The Biden administration specifically moved to expand protections for trans people, including in school sports, to which conservatives widely indicated would ruin women’s athletics and followed with the slew of anti-trans bills currently making their way through state legislatures, in an effort to keep trans women and girls from playing on female teams.

Now, a handful republican governors have opposed the bans while others explicitly promote them.

“For those who dream about a 2024 future, starting with [South Dakota Governor] Kristi Noem, you don’t want to be in a position to be against your own party, which all of those governors have done so far,” GOP strategist Bill McCoshen says to Politico. “It will help certain voters decide who the conservatives are in the race.”

Noem was among republican politicians like Utah Governor Spencer Cox, who said in February he would not sign a bill banning trans women and girls from playing female sports, and North Dakota Governor Doug Burgum, who vetoed a similar bill.

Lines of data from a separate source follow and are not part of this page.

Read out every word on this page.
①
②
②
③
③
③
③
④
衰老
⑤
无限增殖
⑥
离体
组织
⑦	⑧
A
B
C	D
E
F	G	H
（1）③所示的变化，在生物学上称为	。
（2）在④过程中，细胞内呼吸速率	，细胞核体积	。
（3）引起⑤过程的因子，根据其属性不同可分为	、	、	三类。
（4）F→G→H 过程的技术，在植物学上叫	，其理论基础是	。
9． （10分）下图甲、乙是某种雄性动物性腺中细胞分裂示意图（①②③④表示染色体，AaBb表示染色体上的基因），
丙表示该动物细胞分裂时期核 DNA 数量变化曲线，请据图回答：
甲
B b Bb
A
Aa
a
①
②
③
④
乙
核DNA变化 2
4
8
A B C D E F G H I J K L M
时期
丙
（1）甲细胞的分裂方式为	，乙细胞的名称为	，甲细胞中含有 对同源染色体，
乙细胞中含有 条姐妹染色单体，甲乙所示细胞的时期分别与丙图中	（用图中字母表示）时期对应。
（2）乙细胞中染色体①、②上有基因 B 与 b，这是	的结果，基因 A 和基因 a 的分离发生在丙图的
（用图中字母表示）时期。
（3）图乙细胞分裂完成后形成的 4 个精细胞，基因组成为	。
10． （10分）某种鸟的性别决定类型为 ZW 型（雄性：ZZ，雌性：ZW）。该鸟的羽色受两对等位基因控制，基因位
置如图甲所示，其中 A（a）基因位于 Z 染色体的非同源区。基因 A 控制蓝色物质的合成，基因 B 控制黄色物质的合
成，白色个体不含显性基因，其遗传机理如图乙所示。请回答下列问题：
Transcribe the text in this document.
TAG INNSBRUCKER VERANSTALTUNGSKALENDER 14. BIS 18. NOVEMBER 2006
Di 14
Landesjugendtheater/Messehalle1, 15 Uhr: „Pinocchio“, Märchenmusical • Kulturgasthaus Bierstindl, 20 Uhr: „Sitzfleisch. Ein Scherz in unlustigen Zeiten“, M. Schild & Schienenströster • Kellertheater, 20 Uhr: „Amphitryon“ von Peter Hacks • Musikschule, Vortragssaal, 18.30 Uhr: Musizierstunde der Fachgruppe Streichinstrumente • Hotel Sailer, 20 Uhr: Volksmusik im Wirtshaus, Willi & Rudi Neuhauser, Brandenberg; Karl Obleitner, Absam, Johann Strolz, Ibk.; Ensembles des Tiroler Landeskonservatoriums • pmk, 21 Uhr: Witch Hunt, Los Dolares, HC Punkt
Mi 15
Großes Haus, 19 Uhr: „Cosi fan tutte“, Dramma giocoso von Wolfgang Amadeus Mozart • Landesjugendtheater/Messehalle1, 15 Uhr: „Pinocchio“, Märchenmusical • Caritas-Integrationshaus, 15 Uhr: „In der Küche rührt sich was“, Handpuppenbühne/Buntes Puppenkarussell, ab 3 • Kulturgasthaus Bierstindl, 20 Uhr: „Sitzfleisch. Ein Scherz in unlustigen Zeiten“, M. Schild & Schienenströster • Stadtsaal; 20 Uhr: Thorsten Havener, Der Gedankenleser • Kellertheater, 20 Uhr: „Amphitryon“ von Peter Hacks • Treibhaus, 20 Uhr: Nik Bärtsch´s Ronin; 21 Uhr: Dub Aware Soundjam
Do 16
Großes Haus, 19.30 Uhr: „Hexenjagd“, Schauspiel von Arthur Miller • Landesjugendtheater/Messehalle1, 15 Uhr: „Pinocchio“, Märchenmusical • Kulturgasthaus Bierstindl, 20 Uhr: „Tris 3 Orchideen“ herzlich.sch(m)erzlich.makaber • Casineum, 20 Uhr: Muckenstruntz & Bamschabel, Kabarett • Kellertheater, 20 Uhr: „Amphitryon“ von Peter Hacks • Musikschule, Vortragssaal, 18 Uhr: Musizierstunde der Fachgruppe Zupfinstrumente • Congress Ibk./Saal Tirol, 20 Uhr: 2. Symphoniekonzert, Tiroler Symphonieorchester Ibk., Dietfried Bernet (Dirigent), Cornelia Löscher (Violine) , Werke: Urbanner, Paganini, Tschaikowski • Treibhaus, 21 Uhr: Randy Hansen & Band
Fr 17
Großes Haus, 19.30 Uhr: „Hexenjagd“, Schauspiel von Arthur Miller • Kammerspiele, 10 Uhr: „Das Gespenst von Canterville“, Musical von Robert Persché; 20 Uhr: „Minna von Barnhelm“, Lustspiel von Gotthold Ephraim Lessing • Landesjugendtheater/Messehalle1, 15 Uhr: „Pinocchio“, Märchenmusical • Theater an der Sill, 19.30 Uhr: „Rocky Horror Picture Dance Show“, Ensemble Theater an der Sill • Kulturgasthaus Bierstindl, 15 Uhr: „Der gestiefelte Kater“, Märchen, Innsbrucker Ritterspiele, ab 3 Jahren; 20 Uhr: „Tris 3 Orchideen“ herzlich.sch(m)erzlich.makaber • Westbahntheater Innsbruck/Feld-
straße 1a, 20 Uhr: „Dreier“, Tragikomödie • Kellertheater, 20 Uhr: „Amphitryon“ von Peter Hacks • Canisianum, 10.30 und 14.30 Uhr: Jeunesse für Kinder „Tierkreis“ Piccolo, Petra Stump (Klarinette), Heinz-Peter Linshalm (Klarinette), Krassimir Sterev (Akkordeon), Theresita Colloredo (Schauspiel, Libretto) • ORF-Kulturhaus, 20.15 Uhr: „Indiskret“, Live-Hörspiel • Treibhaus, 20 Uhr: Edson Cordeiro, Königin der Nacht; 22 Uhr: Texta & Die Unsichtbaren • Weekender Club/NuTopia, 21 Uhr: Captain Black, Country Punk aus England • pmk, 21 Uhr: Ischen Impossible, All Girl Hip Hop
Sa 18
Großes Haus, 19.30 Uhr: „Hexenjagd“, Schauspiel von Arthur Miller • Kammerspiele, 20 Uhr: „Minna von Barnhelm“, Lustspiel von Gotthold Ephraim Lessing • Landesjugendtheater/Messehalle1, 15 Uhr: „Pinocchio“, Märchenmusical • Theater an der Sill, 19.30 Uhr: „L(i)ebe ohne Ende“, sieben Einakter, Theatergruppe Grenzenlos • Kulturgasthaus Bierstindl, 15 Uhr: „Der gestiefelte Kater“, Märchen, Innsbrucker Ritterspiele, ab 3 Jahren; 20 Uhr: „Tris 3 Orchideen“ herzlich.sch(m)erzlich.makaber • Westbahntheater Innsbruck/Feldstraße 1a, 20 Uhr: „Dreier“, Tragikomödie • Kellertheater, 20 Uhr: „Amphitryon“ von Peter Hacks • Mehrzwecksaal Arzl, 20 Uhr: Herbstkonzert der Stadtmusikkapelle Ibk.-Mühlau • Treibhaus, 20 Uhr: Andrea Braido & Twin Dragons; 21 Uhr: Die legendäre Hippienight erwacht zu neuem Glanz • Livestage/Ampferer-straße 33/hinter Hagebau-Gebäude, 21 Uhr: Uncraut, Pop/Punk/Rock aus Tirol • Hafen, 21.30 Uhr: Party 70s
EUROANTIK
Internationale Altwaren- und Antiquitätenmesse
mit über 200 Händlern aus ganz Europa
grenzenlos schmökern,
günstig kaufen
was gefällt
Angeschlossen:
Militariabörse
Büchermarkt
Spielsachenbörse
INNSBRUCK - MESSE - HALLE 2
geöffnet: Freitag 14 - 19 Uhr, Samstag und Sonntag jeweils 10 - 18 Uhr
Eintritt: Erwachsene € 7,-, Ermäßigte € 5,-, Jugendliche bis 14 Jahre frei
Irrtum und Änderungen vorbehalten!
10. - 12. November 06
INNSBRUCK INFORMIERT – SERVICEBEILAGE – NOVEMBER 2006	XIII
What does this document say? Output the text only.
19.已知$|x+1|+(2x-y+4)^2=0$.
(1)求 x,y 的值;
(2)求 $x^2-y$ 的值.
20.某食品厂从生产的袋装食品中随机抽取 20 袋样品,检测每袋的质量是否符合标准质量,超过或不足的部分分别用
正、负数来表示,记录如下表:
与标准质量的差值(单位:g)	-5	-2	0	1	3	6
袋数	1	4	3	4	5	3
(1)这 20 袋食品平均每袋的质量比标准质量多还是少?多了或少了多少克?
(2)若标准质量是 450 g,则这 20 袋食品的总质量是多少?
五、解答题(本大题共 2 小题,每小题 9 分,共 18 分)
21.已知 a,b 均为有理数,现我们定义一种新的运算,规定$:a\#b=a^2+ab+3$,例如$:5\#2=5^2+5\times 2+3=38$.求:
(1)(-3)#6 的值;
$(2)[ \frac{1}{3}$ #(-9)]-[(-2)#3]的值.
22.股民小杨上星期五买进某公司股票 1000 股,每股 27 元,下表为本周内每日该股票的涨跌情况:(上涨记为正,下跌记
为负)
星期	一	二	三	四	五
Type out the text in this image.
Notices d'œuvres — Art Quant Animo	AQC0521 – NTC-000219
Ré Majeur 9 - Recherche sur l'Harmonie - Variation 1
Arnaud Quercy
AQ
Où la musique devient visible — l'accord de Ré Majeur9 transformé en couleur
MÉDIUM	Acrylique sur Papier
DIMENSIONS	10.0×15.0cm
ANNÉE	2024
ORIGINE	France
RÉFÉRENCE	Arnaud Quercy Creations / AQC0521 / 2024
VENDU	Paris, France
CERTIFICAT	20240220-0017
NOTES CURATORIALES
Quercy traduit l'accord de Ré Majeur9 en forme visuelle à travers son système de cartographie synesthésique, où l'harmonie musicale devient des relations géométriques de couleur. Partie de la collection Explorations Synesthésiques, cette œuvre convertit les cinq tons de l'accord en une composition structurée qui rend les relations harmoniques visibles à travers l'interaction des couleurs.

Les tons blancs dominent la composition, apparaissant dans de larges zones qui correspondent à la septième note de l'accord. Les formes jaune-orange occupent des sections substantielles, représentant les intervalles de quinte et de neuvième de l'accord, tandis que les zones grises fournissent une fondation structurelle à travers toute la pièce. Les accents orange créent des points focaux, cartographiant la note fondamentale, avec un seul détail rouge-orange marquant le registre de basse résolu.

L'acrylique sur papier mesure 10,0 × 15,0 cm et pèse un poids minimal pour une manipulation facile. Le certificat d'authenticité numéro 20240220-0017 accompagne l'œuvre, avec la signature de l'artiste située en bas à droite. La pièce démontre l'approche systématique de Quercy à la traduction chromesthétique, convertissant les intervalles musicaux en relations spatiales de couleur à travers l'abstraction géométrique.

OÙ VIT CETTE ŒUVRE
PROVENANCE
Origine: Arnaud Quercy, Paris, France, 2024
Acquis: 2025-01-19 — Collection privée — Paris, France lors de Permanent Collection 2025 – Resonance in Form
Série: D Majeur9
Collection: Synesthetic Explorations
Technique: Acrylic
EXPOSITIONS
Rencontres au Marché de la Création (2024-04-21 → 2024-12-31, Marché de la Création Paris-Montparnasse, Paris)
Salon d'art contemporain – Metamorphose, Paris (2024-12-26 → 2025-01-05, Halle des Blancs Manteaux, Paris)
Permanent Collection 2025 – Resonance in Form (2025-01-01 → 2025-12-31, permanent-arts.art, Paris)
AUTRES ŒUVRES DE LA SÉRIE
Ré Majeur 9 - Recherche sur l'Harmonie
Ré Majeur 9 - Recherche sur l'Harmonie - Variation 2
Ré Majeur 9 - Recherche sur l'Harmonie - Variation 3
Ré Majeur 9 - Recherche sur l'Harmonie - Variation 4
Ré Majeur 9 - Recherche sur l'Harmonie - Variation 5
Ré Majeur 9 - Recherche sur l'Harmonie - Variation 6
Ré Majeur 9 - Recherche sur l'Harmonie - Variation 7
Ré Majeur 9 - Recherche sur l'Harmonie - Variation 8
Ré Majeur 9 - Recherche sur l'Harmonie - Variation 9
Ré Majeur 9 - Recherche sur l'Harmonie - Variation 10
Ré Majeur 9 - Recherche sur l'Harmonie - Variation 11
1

“These kids are—they’re just trying to stay alive,” Governor Cox said in Feburary. “There’s a reason none of them are playing sports … I just think there’s a better way. And I hope that there will be enough grace in our state to find a better solution.”

Even Caitlyn Jenner, a republican who announced her bid for California governor, recently told TMZ she supports the bans, despite being a trans woman herself.

Over the past two years, trans girls participating in school sports went from hardly any political attention to one of the republican party’s top priorities, though in many cases, republican politicians are unable to explain how their laws apply to their states or cite specific cases around trans girls having an unfair advantage in youth sports.

Republican strategist Sean Walsh called the embrace of anti-trans athletic bills, and the subsequent divide among the party, ‘silly,’ saying, “Of the great political issues and great outrages of our time, this one just doesn’t hit the meter, you know? … I just don’t see the entire world clamoring over transgender athletes in sports. I just think it’s a lot of time and effort for not really much of an issue.”

The Biden administration is reportedly talking to leaders in the Human Rights Campaign about combatting these bills on a federal level, following Biden’s shoutout to trans youth at a joint session in Congress in April.